The parties dispute whether Williams told Stacy of his intent to commit self-harm. Even if Williams did notify Stacy of his intent, the court finds that Williams has not established that Stacy recklessly disregarded a significant risk of imminent harm or was aware of facts from which she could infer that a substantial risk of harm existed. With respect to the parties' first encounter where Williams asserts he requested to go on observation status and asked Stacy for more paper bags to pack his property, as the court previously explained, Williams' statement to Stacy is not enough to show that a serious injury to Williams was imminent. If the threat of suicide was imminent, Williams would have said or done something more upon being told by Stacy that she would be back after completing her rounds. See Dkt. No. 65 at 12.

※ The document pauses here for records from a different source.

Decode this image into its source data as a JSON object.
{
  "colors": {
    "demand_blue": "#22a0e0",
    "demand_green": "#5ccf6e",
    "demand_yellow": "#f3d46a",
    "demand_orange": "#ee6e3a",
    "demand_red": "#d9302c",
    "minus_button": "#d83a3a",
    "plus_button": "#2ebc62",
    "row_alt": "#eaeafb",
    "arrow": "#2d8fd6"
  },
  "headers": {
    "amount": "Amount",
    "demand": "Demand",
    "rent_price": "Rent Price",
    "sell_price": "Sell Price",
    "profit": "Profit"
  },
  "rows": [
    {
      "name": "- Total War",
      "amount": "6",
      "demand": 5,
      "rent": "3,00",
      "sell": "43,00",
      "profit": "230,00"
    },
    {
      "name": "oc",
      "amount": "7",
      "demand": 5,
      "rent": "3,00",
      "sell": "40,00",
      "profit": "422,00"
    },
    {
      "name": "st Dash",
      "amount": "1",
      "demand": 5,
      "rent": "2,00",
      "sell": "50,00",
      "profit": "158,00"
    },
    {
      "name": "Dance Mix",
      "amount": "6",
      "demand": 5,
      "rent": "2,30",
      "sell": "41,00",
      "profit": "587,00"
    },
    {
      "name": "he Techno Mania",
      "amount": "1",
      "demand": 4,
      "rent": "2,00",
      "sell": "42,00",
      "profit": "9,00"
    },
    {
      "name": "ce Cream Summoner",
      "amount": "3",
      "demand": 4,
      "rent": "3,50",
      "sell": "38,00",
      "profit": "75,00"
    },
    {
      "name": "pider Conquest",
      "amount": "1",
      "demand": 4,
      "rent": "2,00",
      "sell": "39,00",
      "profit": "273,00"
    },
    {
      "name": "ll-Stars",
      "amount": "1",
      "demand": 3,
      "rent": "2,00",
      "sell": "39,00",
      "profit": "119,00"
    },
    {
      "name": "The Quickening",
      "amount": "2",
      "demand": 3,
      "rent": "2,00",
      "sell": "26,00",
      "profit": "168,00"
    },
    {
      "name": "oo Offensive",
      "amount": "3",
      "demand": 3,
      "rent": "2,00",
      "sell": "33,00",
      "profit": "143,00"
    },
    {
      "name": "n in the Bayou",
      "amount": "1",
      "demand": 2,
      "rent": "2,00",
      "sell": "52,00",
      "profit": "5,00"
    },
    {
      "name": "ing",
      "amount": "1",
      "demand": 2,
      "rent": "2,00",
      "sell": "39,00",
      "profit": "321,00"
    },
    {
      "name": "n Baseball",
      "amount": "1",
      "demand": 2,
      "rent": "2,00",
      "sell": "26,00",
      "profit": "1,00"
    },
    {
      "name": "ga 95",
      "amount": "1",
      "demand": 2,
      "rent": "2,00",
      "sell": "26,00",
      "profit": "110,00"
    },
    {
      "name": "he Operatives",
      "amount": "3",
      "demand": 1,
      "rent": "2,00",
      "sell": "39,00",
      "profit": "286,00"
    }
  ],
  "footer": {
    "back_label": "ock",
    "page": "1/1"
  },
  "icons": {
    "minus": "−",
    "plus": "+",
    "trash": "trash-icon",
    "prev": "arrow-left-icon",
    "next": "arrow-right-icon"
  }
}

As to the second encounter, where Williams asserts that he told Stacy he was having suicidal thoughts, a reasonable jury could not find that Stacy knew that a substantial risk of suicide existed, as this statement "lacked any indication that [Williams] may have 'imminently' sought to have harmed himself." Johnson v. Garant, 786 F. App'x 609, 610 (7th Cir. 2019) (quoting Collins, 462 F.3d at 761). To meet this standard, a prisoner must do "more than tell guards that he planned to commit suicide." Id. There is nothing in the record to suggest that Williams would imminently attempt to harm himself. Williams does not dispute that Stacy had no knowledge of his previous acts of self-harm or the fact that he had a sharpened pen. Instead, he asserts that Stacy knew he had personal property in his cell, which included items that could be used to harm himself. But "[t]he presence of common items in his cell . . . does not change the analysis." Id. There is no basis to infer that Stacy knew Williams had the means to harm himself or that the risk of future harm was sure or very likely. Absent a showing that Stacy knew of an obvious risk that Williams would harm himself with a sharpened pen but ignored that risk, Williams' claim fails as a matter of law. Summary judgment will therefore be granted in favor of Stacy.
For these reasons, the court VACATES its previous decision partially granting Defendants' motion for summary judgment and hereby GRANTS said motion in full. This case is dismissed. The Clerk is directed to enter judgment accordingly.
SO ORDERED at Green Bay, Wisconsin this 16th day of October, 2020.